Ça vous surprend ? Moi pas tant que ça, en réalité. Quand j’ai lu pour la première fois son histoire, des flashbacks de mon lycée me sont revenus, notamment de mon année de terminale. Je me souviens d’un camarade de classe, en couple avec une fille du lycée, qui le frappait régulièrement devant tout le monde. Je me souviens avoir été choquée, comme tous les autres qui assistaient à ces scènes sans broncher. C’était déjà de la violence conjugale, il n’y a pas d’âge, hélas.

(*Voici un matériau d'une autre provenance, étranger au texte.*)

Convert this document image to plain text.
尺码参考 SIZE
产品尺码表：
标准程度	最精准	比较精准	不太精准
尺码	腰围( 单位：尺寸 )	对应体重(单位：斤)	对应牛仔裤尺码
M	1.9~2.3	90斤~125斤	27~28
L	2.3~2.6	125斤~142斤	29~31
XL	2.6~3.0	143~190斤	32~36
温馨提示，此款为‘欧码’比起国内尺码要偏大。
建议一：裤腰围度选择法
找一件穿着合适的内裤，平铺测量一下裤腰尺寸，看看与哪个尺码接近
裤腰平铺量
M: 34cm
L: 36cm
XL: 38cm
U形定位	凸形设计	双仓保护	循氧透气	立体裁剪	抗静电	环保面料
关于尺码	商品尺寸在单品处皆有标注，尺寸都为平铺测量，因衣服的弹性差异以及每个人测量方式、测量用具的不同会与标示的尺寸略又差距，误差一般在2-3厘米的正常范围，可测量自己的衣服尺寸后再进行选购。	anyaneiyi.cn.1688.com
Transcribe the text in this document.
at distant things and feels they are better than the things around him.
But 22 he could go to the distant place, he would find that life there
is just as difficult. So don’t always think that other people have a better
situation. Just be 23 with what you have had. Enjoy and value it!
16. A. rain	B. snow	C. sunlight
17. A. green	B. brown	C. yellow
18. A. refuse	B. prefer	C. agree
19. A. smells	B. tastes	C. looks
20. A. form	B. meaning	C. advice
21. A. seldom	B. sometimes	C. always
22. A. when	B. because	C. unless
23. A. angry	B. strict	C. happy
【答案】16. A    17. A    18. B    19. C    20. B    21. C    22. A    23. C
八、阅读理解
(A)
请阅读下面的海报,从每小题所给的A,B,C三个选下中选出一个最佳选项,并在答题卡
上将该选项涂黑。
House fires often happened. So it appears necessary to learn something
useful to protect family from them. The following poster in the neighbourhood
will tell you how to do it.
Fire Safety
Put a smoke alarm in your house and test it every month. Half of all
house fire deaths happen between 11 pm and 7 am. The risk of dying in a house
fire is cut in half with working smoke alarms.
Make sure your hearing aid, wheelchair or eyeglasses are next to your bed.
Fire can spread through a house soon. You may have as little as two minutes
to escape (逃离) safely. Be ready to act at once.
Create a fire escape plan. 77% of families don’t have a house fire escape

Aujourd’hui, Capucine souhaite, à travers son compte Instagram et son podcast Ovaires the Rainbow, sensibiliser les personnes au féminisme, mais aussi au consentement et aux abus sexuels, psychologiques et/ou physiques. On en a discuté avec elle.
Ovaires the Rainbow, c’est quoi ?
Au départ c’était seulement un podcast. Je cherchais une façon de militer pour le féminisme, mais je ne savais pas trop sous quelle forme faire ça. Mon copain en écoute beaucoup, alors ça m’a donné l’idée d’un podcast féministe. J’ai réfléchi au concept, je me suis demandé quels problèmes rencontraient les femmes dans les médias, et le premier auquel j’ai pensé c’est qu’elles n’ont pas suffisamment la parole. Alors j’ai voulu créer un podcast qui ne soit dans un premier temps réservé qu’aux femmes. Une fois que j’avais les idées claires, j’ai lancé ce format en juin 2020.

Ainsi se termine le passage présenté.